Pablo escuchaba con atención a
Pepe y la gran razón que tenía y sobre todo la poca cultura que se tiene en el
respeto a la naturaleza. Se sintió en ese momento poderoso. Volteó a ver sus
manos y sus dedos, con ellas escribía, tocaba la guitarra y tomaba todo lo que
quería. Tocó sus pies fuertes con los que podía desplazarse, correr, saltar,
nadar y ese cerebro que demuestra lo valioso de la raza humana. Un desperdicio
para muchos que solo lo usan para malos actos y vandalismos.
Pablo contestó:
—Tienes tanta razón, Pepe, nos
consideramos tan superiores y creemos tener el derecho de arruinar la naturaleza por un supuesto “vivir mejor” y
poco a poco la estamos destruyendo. Hay árboles que sólo crecen un metro en mil
años y a nosotros nos toma tan poco tiempo cortarlos. Aquellos bosques enteros
que quemamos solo por descuido de una colilla de cigarro o una fogata mal
apagada. O cuántos árboles cortamos por construir fraccionamientos o por hacer
casas sobre los cerros.
Pepe estiró una rama con sus
delicadas hojas para abrazar a Pablo, el muchacho abrazo el grueso árbol como
quien abraza a un abuelo lleno de sabiduría y amor.

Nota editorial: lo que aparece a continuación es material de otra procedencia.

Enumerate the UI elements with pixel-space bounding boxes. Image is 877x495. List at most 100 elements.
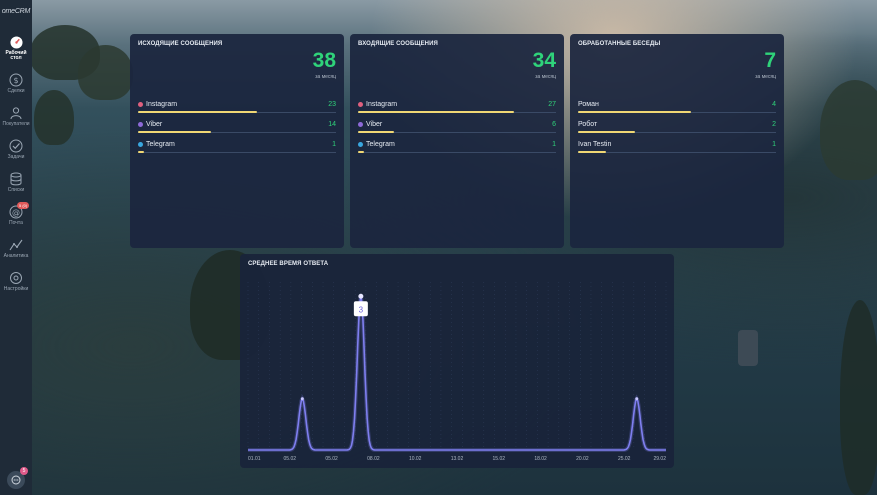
users-icon bbox=[9, 106, 23, 120]
sidebar-item-label: Списки bbox=[7, 187, 25, 193]
operator-value: 1 bbox=[772, 141, 776, 148]
check-icon bbox=[9, 139, 23, 153]
progress-track bbox=[358, 152, 556, 153]
settings-icon bbox=[9, 271, 23, 285]
dollar-icon: $ bbox=[9, 73, 23, 87]
tooltip-value: 3 bbox=[359, 305, 364, 314]
list-item: Робот 2 bbox=[578, 121, 776, 141]
x-tick-label: 01.01 bbox=[248, 456, 261, 462]
sidebar-item-settings[interactable]: Настройки bbox=[0, 271, 32, 304]
list-item: Ivan Testin 1 bbox=[578, 141, 776, 161]
sidebar-item-customers[interactable]: Покупатели bbox=[0, 106, 32, 139]
progress-bar bbox=[138, 131, 212, 133]
sidebar-item-mail[interactable]: @ 5 (0) Почта bbox=[0, 202, 32, 238]
operator-name: Робот bbox=[578, 121, 598, 128]
telegram-icon bbox=[358, 142, 363, 147]
list-item: Viber 6 bbox=[358, 121, 556, 141]
channel-value: 23 bbox=[328, 101, 336, 108]
instagram-icon bbox=[138, 102, 143, 107]
progress-bar bbox=[138, 111, 257, 113]
incoming-total: 34 bbox=[532, 49, 556, 72]
dashboard-icon bbox=[9, 35, 23, 49]
channel-name: Viber bbox=[366, 121, 383, 128]
x-tick-label: 29.02 bbox=[653, 456, 666, 462]
progress-bar bbox=[358, 151, 364, 153]
sidebar-item-label: Задачи bbox=[7, 154, 25, 160]
period-label: за месяц bbox=[535, 74, 556, 80]
background-rock bbox=[820, 80, 877, 180]
svg-text:$: $ bbox=[13, 76, 18, 85]
operator-name: Роман bbox=[578, 101, 599, 108]
progress-track bbox=[138, 152, 336, 153]
sidebar-item-tasks[interactable]: Задачи bbox=[0, 139, 32, 172]
operator-value: 2 bbox=[772, 121, 776, 128]
x-tick-label: 05.02 bbox=[325, 456, 338, 462]
list-item: Роман 4 bbox=[578, 101, 776, 121]
sidebar-item-analytics[interactable]: Аналитика bbox=[0, 238, 32, 271]
background-rock bbox=[34, 90, 74, 145]
response-time-chart-card: СРЕДНЕЕ ВРЕМЯ ОТВЕТА 3 01.01 05.02 05.02 08.… bbox=[240, 254, 674, 468]
background-rock bbox=[78, 45, 133, 100]
outgoing-messages-card: ИСХОДЯЩИЕ СООБЩЕНИЯ 38 за месяц Instagra… bbox=[130, 34, 344, 248]
processed-total: 7 bbox=[764, 49, 776, 72]
progress-bar bbox=[578, 131, 636, 133]
x-tick-label: 25.02 bbox=[618, 456, 631, 462]
telegram-icon bbox=[138, 142, 143, 147]
chat-icon bbox=[11, 475, 21, 485]
channel-name: Telegram bbox=[146, 141, 175, 148]
viber-icon bbox=[138, 122, 143, 127]
operator-name: Ivan Testin bbox=[578, 141, 612, 148]
list-item: Telegram 1 bbox=[138, 141, 336, 161]
channel-name: Instagram bbox=[366, 101, 398, 108]
sidebar-item-lists[interactable]: Списки bbox=[0, 172, 32, 205]
progress-bar bbox=[358, 111, 515, 113]
sidebar-item-dashboard[interactable]: Рабочий стол bbox=[0, 35, 32, 73]
instagram-icon bbox=[358, 102, 363, 107]
chat-button[interactable]: 5 bbox=[7, 467, 28, 489]
card-title: ВХОДЯЩИЕ СООБЩЕНИЯ bbox=[358, 41, 438, 47]
sidebar-item-label: Рабочий стол bbox=[5, 50, 27, 61]
x-tick-label: 15.02 bbox=[493, 456, 506, 462]
data-point bbox=[635, 397, 639, 401]
progress-bar bbox=[578, 111, 691, 113]
svg-text:@: @ bbox=[12, 208, 20, 217]
x-tick-label: 18.02 bbox=[534, 456, 547, 462]
progress-bar bbox=[358, 131, 394, 133]
progress-bar bbox=[138, 151, 144, 153]
period-label: за месяц bbox=[315, 74, 336, 80]
analytics-icon bbox=[9, 238, 23, 252]
highlight-point bbox=[358, 293, 364, 299]
progress-bar bbox=[578, 151, 606, 153]
period-label: за месяц bbox=[755, 74, 776, 80]
incoming-rows: Instagram 27 Viber 6 Telegram 1 bbox=[358, 101, 556, 161]
background-boat bbox=[738, 330, 758, 366]
progress-track bbox=[578, 152, 776, 153]
list-item: Telegram 1 bbox=[358, 141, 556, 161]
outgoing-rows: Instagram 23 Viber 14 Telegram 1 bbox=[138, 101, 336, 161]
outgoing-total: 38 bbox=[312, 49, 336, 72]
card-title: ОБРАБОТАННЫЕ БЕСЕДЫ bbox=[578, 41, 661, 47]
operator-value: 4 bbox=[772, 101, 776, 108]
channel-value: 27 bbox=[548, 101, 556, 108]
channel-name: Viber bbox=[146, 121, 163, 128]
processed-conversations-card: ОБРАБОТАННЫЕ БЕСЕДЫ 7 за месяц Роман 4 Р… bbox=[570, 34, 784, 248]
sidebar-item-deals[interactable]: $ Сделки bbox=[0, 73, 32, 106]
x-tick-label: 08.02 bbox=[367, 456, 380, 462]
sidebar-nav: Рабочий стол $ Сделки Покупатели Задачи … bbox=[0, 35, 32, 304]
channel-value: 14 bbox=[328, 121, 336, 128]
series-glow bbox=[248, 295, 666, 452]
card-title: ИСХОДЯЩИЕ СООБЩЕНИЯ bbox=[138, 41, 223, 47]
background-rock bbox=[840, 300, 877, 495]
channel-name: Instagram bbox=[146, 101, 178, 108]
x-tick-label: 20.02 bbox=[576, 456, 589, 462]
sidebar-item-label: Настройки bbox=[3, 286, 29, 292]
x-tick-label: 13.02 bbox=[451, 456, 464, 462]
series-line bbox=[248, 296, 666, 451]
channel-value: 1 bbox=[332, 141, 336, 148]
x-tick-label: 05.02 bbox=[284, 456, 297, 462]
database-icon bbox=[9, 172, 23, 186]
mail-badge: 5 (0) bbox=[17, 202, 30, 209]
sidebar-item-label: Аналитика bbox=[3, 253, 29, 259]
list-item: Instagram 27 bbox=[358, 101, 556, 121]
channel-value: 1 bbox=[552, 141, 556, 148]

Pablo despertó en las faldas de
Pepe, cobijado por sus hojas y con una lección de amor a los árboles y a la
naturaleza que jamás olvidaría.
*Rosaura Tamayo es parte del Taller Literario Diezmo de Palabras, en Celaya, Gto. Ha sido publicada en docenas de antologías en México y España. Es acuarelista y su obra se enfoca en el amor a la naturaleza.
**Textos publicados en El Sol del Bajío, Celaya, Gto.